49 In the Roman law context, the sale and purchase of negotiable instruments are not categorized as emptio venditio (sale/purchase) but as subrogatio (subrogation), in which the ‘buyer’ or subrogationi (subrogee) repays the debt in place of the issuer of the instrument and takes over the position of the creditor from the ‘sellor’ or subrogationis (subrogor).
50 The paper was published as a core of the report prepared by the Monetary Committee of the Norwegian parliament in 1935 that recommended the Norges Bank, the central bank, should start using open market operations in a systematic manner in order to invigorate the credit creation process in the commercial and savings banks; see Eitrheim, Klovland and Øksendal (eds.) [51, p. 371].
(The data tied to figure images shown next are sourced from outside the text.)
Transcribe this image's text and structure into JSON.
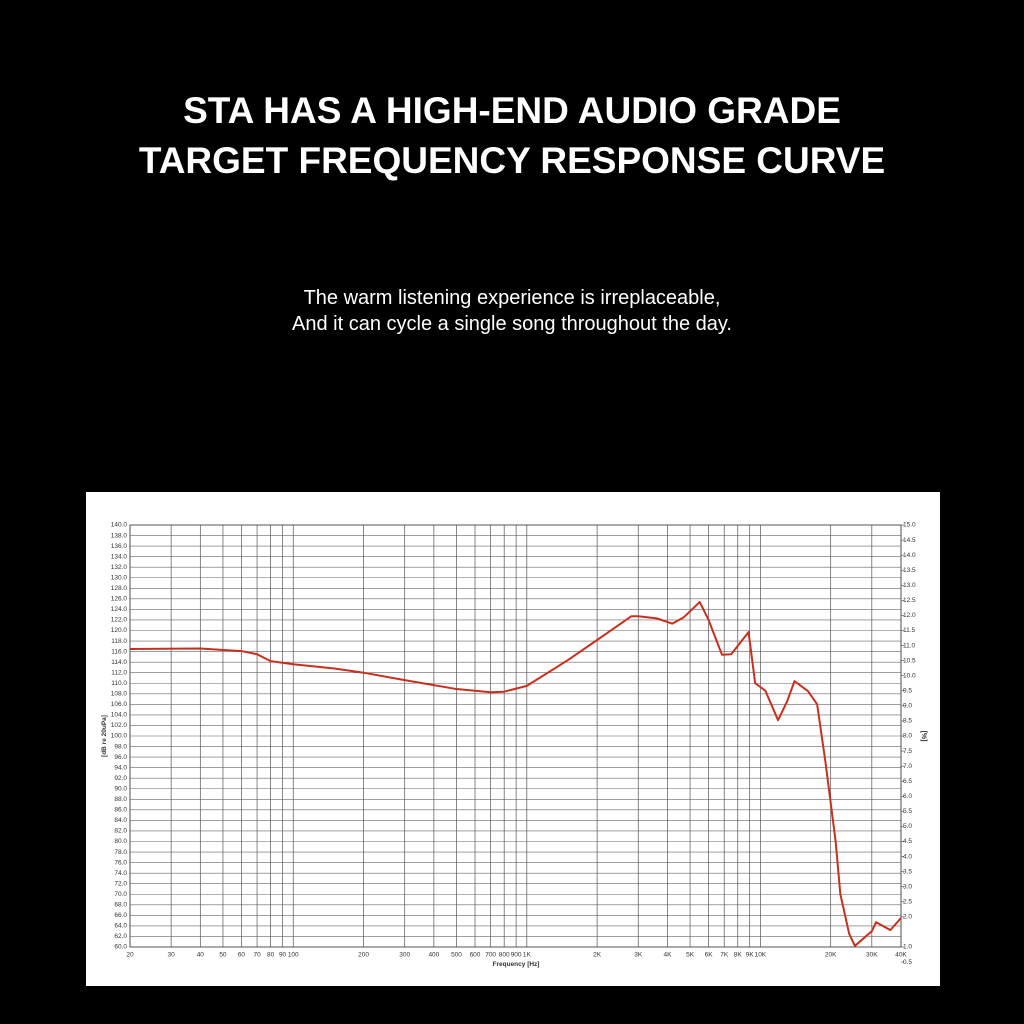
{
  "headline": [
    "STA HAS A HIGH-END AUDIO GRADE",
    "TARGET FREQUENCY RESPONSE CURVE"
  ],
  "subtitle": [
    "The warm listening experience is irreplaceable,",
    "And it can cycle a single song throughout the day."
  ],
  "chart_data": {
    "type": "line",
    "xlabel": "Frequency [Hz]",
    "ylabel": "[dB re 20uPa]",
    "y2label": "[%]",
    "xscale": "log",
    "grid": true,
    "xlim": [
      20,
      40000
    ],
    "xticks": [
      20,
      30,
      40,
      50,
      60,
      70,
      80,
      90,
      100,
      200,
      300,
      400,
      500,
      600,
      700,
      800,
      900,
      {
        "value": 1000,
        "label": "1K"
      },
      {
        "value": 2000,
        "label": "2K"
      },
      {
        "value": 3000,
        "label": "3K"
      },
      {
        "value": 4000,
        "label": "4K"
      },
      {
        "value": 5000,
        "label": "5K"
      },
      {
        "value": 6000,
        "label": "6K"
      },
      {
        "value": 7000,
        "label": "7K"
      },
      {
        "value": 8000,
        "label": "8K"
      },
      {
        "value": 9000,
        "label": "9K"
      },
      {
        "value": 10000,
        "label": "10K"
      },
      {
        "value": 20000,
        "label": "20K"
      },
      {
        "value": 30000,
        "label": "30K"
      },
      {
        "value": 40000,
        "label": "40K"
      }
    ],
    "ylim": [
      60,
      140
    ],
    "yticks": [
      {
        "value": 60,
        "label": "60.0"
      },
      {
        "value": 62,
        "label": "62.0"
      },
      {
        "value": 64,
        "label": "64.0"
      },
      {
        "value": 66,
        "label": "66.0"
      },
      {
        "value": 68,
        "label": "68.0"
      },
      {
        "value": 70,
        "label": "70.0"
      },
      {
        "value": 72,
        "label": "72.0"
      },
      {
        "value": 74,
        "label": "74.0"
      },
      {
        "value": 76,
        "label": "76.0"
      },
      {
        "value": 78,
        "label": "78.0"
      },
      {
        "value": 80,
        "label": "80.0"
      },
      {
        "value": 82,
        "label": "82.0"
      },
      {
        "value": 84,
        "label": "84.0"
      },
      {
        "value": 86,
        "label": "86.0"
      },
      {
        "value": 88,
        "label": "88.0"
      },
      {
        "value": 90,
        "label": "90.0"
      },
      {
        "value": 92,
        "label": "92.0"
      },
      {
        "value": 94,
        "label": "94.0"
      },
      {
        "value": 96,
        "label": "96.0"
      },
      {
        "value": 98,
        "label": "98.0"
      },
      {
        "value": 100,
        "label": "100.0"
      },
      {
        "value": 102,
        "label": "102.0"
      },
      {
        "value": 104,
        "label": "104.0"
      },
      {
        "value": 106,
        "label": "106.0"
      },
      {
        "value": 108,
        "label": "108.0"
      },
      {
        "value": 110,
        "label": "110.0"
      },
      {
        "value": 112,
        "label": "112.0"
      },
      {
        "value": 114,
        "label": "114.0"
      },
      {
        "value": 116,
        "label": "116.0"
      },
      {
        "value": 118,
        "label": "118.0"
      },
      {
        "value": 120,
        "label": "120.0"
      },
      {
        "value": 122,
        "label": "122.0"
      },
      {
        "value": 124,
        "label": "124.0"
      },
      {
        "value": 126,
        "label": "126.0"
      },
      {
        "value": 128,
        "label": "128.0"
      },
      {
        "value": 130,
        "label": "130.0"
      },
      {
        "value": 132,
        "label": "132.0"
      },
      {
        "value": 134,
        "label": "134.0"
      },
      {
        "value": 136,
        "label": "136.0"
      },
      {
        "value": 138,
        "label": "138.0"
      },
      {
        "value": 140,
        "label": "140.0"
      }
    ],
    "y2lim": [
      1,
      15
    ],
    "y2ticks": [
      {
        "value": 1,
        "label": "1.0"
      },
      0.5,
      {
        "value": 2,
        "label": "2.0"
      },
      2.5,
      {
        "value": 3,
        "label": "3.0"
      },
      3.5,
      {
        "value": 4,
        "label": "4.0"
      },
      4.5,
      {
        "value": 5,
        "label": "5.0"
      },
      5.5,
      {
        "value": 6,
        "label": "6.0"
      },
      6.5,
      {
        "value": 7,
        "label": "7.0"
      },
      7.5,
      {
        "value": 8,
        "label": "8.0"
      },
      8.5,
      {
        "value": 9,
        "label": "9.0"
      },
      9.5,
      {
        "value": 10,
        "label": "10.0"
      },
      10.5,
      {
        "value": 11,
        "label": "11.0"
      },
      11.5,
      {
        "value": 12,
        "label": "12.0"
      },
      12.5,
      {
        "value": 13,
        "label": "13.0"
      },
      13.5,
      {
        "value": 14,
        "label": "14.0"
      },
      14.5,
      {
        "value": 15,
        "label": "15.0"
      }
    ],
    "x": [
      20,
      40,
      60,
      70,
      80,
      100,
      150,
      200,
      300,
      500,
      700,
      800,
      1000,
      1500,
      2000,
      2800,
      3000,
      3600,
      4200,
      4700,
      5500,
      6000,
      6850,
      7500,
      8900,
      9500,
      10500,
      11900,
      13000,
      14000,
      16000,
      17500,
      19000,
      21000,
      22000,
      24000,
      25400,
      30000,
      31300,
      36000,
      40000
    ],
    "series": [
      {
        "color": "#c8301e",
        "values": [
          116.5,
          116.6,
          116.1,
          115.5,
          114.2,
          113.6,
          112.8,
          112,
          110.6,
          108.9,
          108.3,
          108.4,
          109.5,
          114.4,
          118.2,
          122.7,
          122.7,
          122.3,
          121.3,
          122.5,
          125.4,
          122,
          115.4,
          115.5,
          119.7,
          110,
          108.6,
          103,
          106.5,
          110.4,
          108.5,
          106,
          95,
          80,
          70,
          62.5,
          60.2,
          63,
          64.7,
          63.2,
          65.5
        ]
      }
    ]
  }
}
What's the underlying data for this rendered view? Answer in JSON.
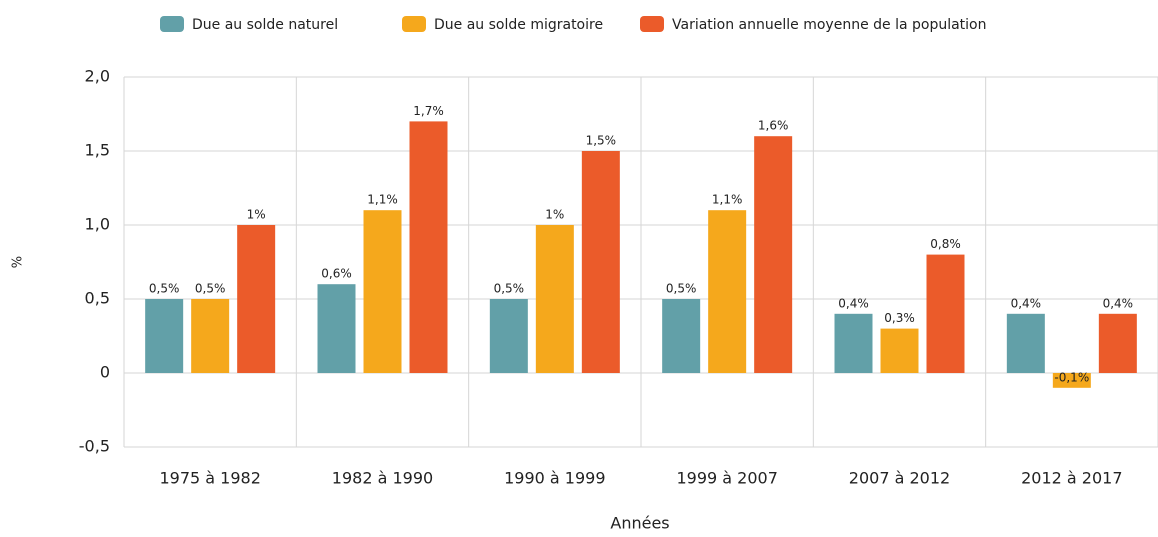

51 The US Federal Reserve adopted the open market operation for the first time in 1942 to assist the Treasury’s war financing and has been using it ever since as its main policy instrument; see Humpage [52] for details.
52 Tsujimura and Mizoshita [55] as well as Tsujimura and Tsujimura [56] used present-day style Flow of Funds Accounts as source data. The former was an attempt to simulate the effects of the world’s first quantitative easing that the Bank of Japan implemented between 2001 and 2005; however, not a few central bankers criticized the analysis by suggesting it was misleading because the analysis used the present-day style Flow of Funds Accounts as source data ignoring the policy effects on the nonfinancial economy.
Acknowledgments
The authors wish to thank the Editor-in-Chief Dr. Pieter Everaers and the anonymous referees for their constructive comments and useful suggestions.